La misura degli arresti domiciliari è stata disposta per Alberto Carini, 46 anni, presidente della Cantina Sociale di Canneto Pavese (Pavia), residente a Castelverde (Cremona); Carla Colombi, 65 anni, stretta collaboratrice del presidente, residente a Montescano (Pavia); Aldo Venco, 65 anni, enologo che abita a Casteggio (Pavia), vice presidente di Assoenologi Lombardia-Liguria; Massimo Caprioli, enologo residente a Stradella (Pavia); Claudio Rampini, 63 anni, mediatore vitivinicolo. L’obbligo di firma è stato disposto per due produttori della zona, che avevano rapporti con la cantina sociale.
Gli indagati sono accusati di «associazione a delinquere finalizzata alla frode in commercio e alla contraffazione di indicazioni geografiche o denominazioni di origine di prodotti agroalimentari (DOC e IGP) – riporta il comunicato congiunto di Carabinieri e Guardia di Finanza – nonché all’utilizzo e all’emissione di fatture false che servivano a giustificare quantitativi di vini etichettabili con denominazioni pregiate, non presenti in magazzino, e sostituiti dal produttore con vini di qualità inferiore, alterati e destinati alla vendita come vini di tipologie tipiche dell’Oltrepò Pavese. Sono state eseguite anche 28 perquisizioni domiciliari, locali e personali nei confronti di altrettante persone fisiche, aziende acquirenti del vino, e laboratori di analisi compiacenti».
«Occorre fare chiarezza al più presto, perché episodi come questo mettono a rischio il successo del prodotto agroalimentare italiano più venduto all’estero dove il vino ha messo a segno nel 2019 il record di circa 6,4 miliardi di esportazioni con un aumento del 4% secondo le prime proiezioni» afferma la Coldiretti alla luce dell’indagine della Procura di Pavia su un nuovo presunto caso di falso vino.

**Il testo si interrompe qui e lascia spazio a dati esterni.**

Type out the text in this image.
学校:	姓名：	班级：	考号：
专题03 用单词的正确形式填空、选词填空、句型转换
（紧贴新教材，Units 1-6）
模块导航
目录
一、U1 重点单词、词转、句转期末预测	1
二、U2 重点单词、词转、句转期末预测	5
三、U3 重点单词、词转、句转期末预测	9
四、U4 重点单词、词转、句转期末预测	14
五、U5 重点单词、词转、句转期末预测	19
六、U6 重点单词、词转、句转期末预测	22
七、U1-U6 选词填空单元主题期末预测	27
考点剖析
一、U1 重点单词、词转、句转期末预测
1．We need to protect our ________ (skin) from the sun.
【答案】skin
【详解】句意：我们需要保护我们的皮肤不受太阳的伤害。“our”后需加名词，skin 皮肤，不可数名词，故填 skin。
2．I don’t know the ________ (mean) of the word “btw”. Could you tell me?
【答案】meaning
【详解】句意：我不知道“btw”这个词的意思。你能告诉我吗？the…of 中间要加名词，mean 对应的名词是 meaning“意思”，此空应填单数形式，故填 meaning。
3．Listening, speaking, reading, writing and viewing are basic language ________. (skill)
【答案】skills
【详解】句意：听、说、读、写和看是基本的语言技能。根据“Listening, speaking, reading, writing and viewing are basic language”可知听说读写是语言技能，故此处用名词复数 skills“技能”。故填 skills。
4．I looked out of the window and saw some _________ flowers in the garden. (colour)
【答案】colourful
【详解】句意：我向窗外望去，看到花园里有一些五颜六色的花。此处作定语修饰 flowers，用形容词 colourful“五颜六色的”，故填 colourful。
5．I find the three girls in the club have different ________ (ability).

«Dopo il grande percorso di crescita qualitativa che ha portato il vino italiano alla conquista di ripetuti successi occorre insistere – afferma la Coldiretti – sulla strada della “tolleranza zero” nei confronti di episodi che causano un danno economico e di immagine gravissimo anche all’estero. Occorre tutelare un settore strategico che offre opportunità di lavoro per 1,3 milioni di persone impegnate direttamente in campi, cantine e nella distribuzione commerciale, ma anche in attività connesse e di servizio, per un fatturato che ha superato nel 2019 la quota record di oltre 11 miliardi, grazie alla crescita in valore di export e consumi nazionali. Gli ottimi risultati dell’attività di contrasto confermano la necessità di tenere alta la guardia e di stringere le maglie ancora larghe della legislazione con la riforma dei reati in materia agroalimentare poiché l’innovazione tecnologica e i nuovi sistemi di produzione e distribuzione globali rendono ancora più pericolosa la criminalità nell’agroalimentare che per questo va perseguita con la revisione delle leggi sui reati alimentari elaborata da Giancarlo Caselli nell’ambito dell’Osservatorio agromafie promosso dalla Coldiretti per introdurre nuovi sistemi di indagine e un aggiornamento delle norme penali».